The radicalism of the Cheney/Addison/Yoo doctrines of unfettered powers in the executive branch during undeclared wars, against un-nation states is so radical, that even many conservative legal experts have cringed. The willingness to abrogate the Geneva Conventions, conventions we not only supported as a nation, but helped frame, shows that a fundamental shift has occured in our Republic. The lack of noise from people other than those labelled radical liberals and right-wing libertarians (Paul supporters) indicates that many Americans are willing to surrender the basic foundational republican structures of our nation in order to gain a measure of security. To me, this is an appeasement to terrorism. Those who have taken these measures, have surrendered our foundational freedoms and institutional structures to a bunch of radical, islamic fundamentalist, who in my mind, are first class idiots.
The willingness of this adminstration to justify spying on it's own citizens outside the parameters of FISA, is alarming, but perhaps no mention of this was made because Democrats have been complicit and share the responsibility for this surrendering powers to the executive. Our willingness to accept torture and detainment without recourse, shows that as a nation, we have descended to the morals of third world dictators, not constitutional government which respects the rights of the individual.
At some point, Obama needs to define the difference between someone committed to the rule of law, and someone committed to unfettered executive power. Americans must be able to rid themselves of the green pod at their side, that says, so long as I'm granted the illusory perception of safety, I'm willing to have people spy on me or detain me if I'm considered a threat to the government.
The moral high-ground surrendered by this administration leaves us vulnerable. It leaves us short of allies and short of ammunition against those who would use force to impose their will on others. Though Obama needs to speak to the general populace, he also needs to awaken them to the tragedy that has occured under his would be predecessor. He needs to lead us through enlightenment, not pander to us based upon what his pollsters and out of touch political consultants tell him.

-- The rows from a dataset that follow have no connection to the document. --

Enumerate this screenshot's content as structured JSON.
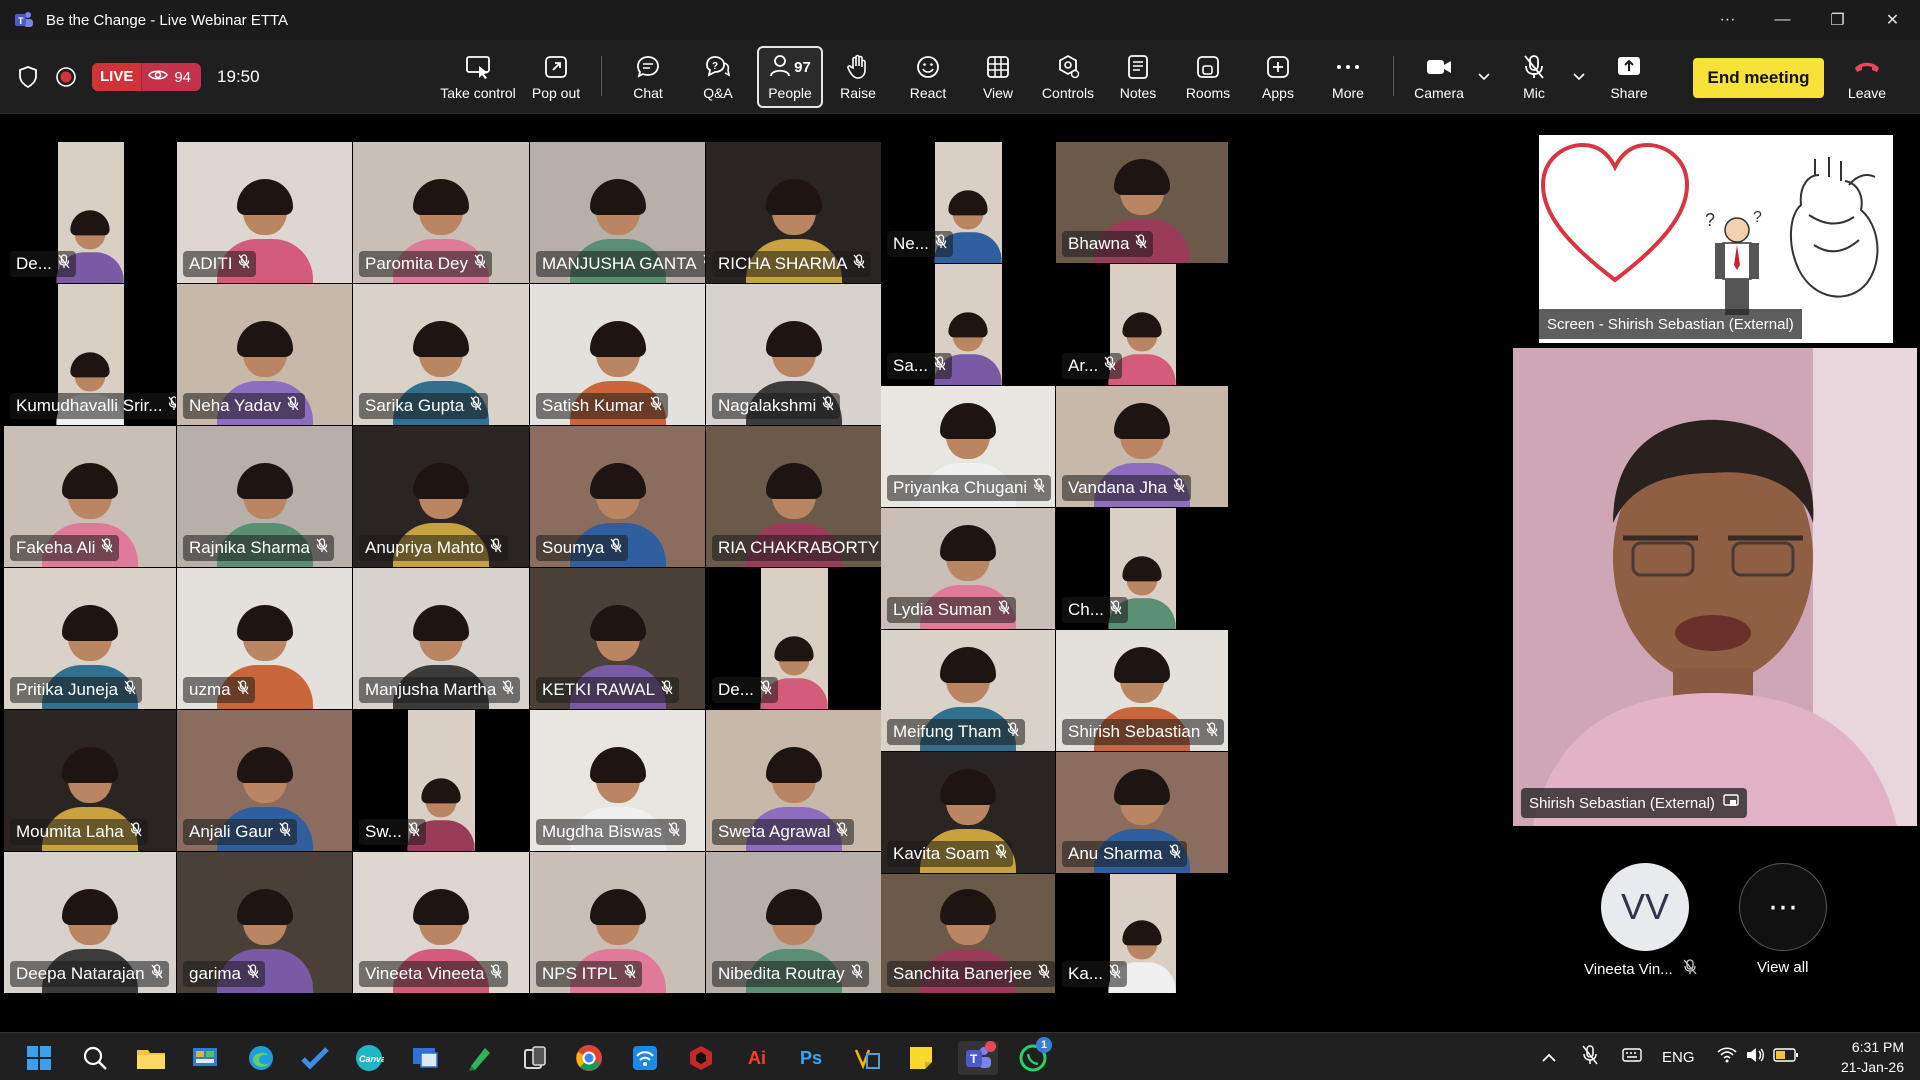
{
  "window": {
    "title": "Be the Change - Live Webinar ETTA",
    "controls": [
      "···",
      "—",
      "❐",
      "✕"
    ]
  },
  "status": {
    "live_label": "LIVE",
    "viewer_count": "94",
    "timer": "19:50"
  },
  "toolbar": {
    "take_control": "Take control",
    "pop_out": "Pop out",
    "chat": "Chat",
    "qa": "Q&A",
    "people": "People",
    "people_count": "97",
    "raise": "Raise",
    "react": "React",
    "view": "View",
    "controls": "Controls",
    "notes": "Notes",
    "rooms": "Rooms",
    "apps": "Apps",
    "more": "More",
    "camera": "Camera",
    "mic": "Mic",
    "share": "Share",
    "end_meeting": "End meeting",
    "leave": "Leave"
  },
  "participants": [
    "De...",
    "ADITI",
    "Paromita Dey",
    "MANJUSHA GANTA",
    "RICHA SHARMA",
    "Ne...",
    "Bhawna",
    "Kumudhavalli Srir...",
    "Neha Yadav",
    "Sarika Gupta",
    "Satish Kumar",
    "Nagalakshmi",
    "Sa...",
    "Ar...",
    "Fakeha Ali",
    "Rajnika Sharma",
    "Anupriya Mahto",
    "Soumya",
    "RIA CHAKRABORTY",
    "Priyanka Chugani",
    "Vandana Jha",
    "Pritika Juneja",
    "uzma",
    "Manjusha Martha",
    "KETKI RAWAL",
    "De...",
    "Lydia Suman",
    "Ch...",
    "Moumita Laha",
    "Anjali Gaur",
    "Sw...",
    "Mugdha Biswas",
    "Sweta Agrawal",
    "Meifung Tham",
    "Shirish Sebastian",
    "Deepa Natarajan",
    "garima",
    "Vineeta Vineeta",
    "NPS ITPL",
    "Nibedita Routray",
    "Kavita Soam",
    "Anu Sharma",
    "Sanchita Banerjee",
    "Ka..."
  ],
  "share_screen": {
    "caption": "Screen - Shirish Sebastian (External)"
  },
  "speaker": {
    "caption": "Shirish Sebastian (External)"
  },
  "extra": {
    "avatar_initials": "VV",
    "avatar_name": "Vineeta Vin...",
    "view_all": "View all"
  },
  "taskbar": {
    "lang": "ENG",
    "time": "6:31 PM",
    "date": "21-Jan-26",
    "teams_badge": "1"
  },
  "colors": {
    "live_red": "#d13438",
    "end_yellow": "#f7e23a",
    "leave_red": "#e5485a",
    "toolbar_bg": "#1f1f1f"
  }
}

I support Barack Obama. Barack and his amazing abilities to communicate with the citizenry can and should be used to convey both our loss and our hope for restoring what we've lost these last 7.75 years. I know I sound like I'm preaching, but I truly fear for the Republic my old mentor J.D. Williams advocated to me as a remarkable institution of checks and balances and devotion to liberty for individuals. Barack is clearly better than his opponent, but I want him to show a commitment to our basic, fundamental beliefs in the rule of law. Barack, "yes you can."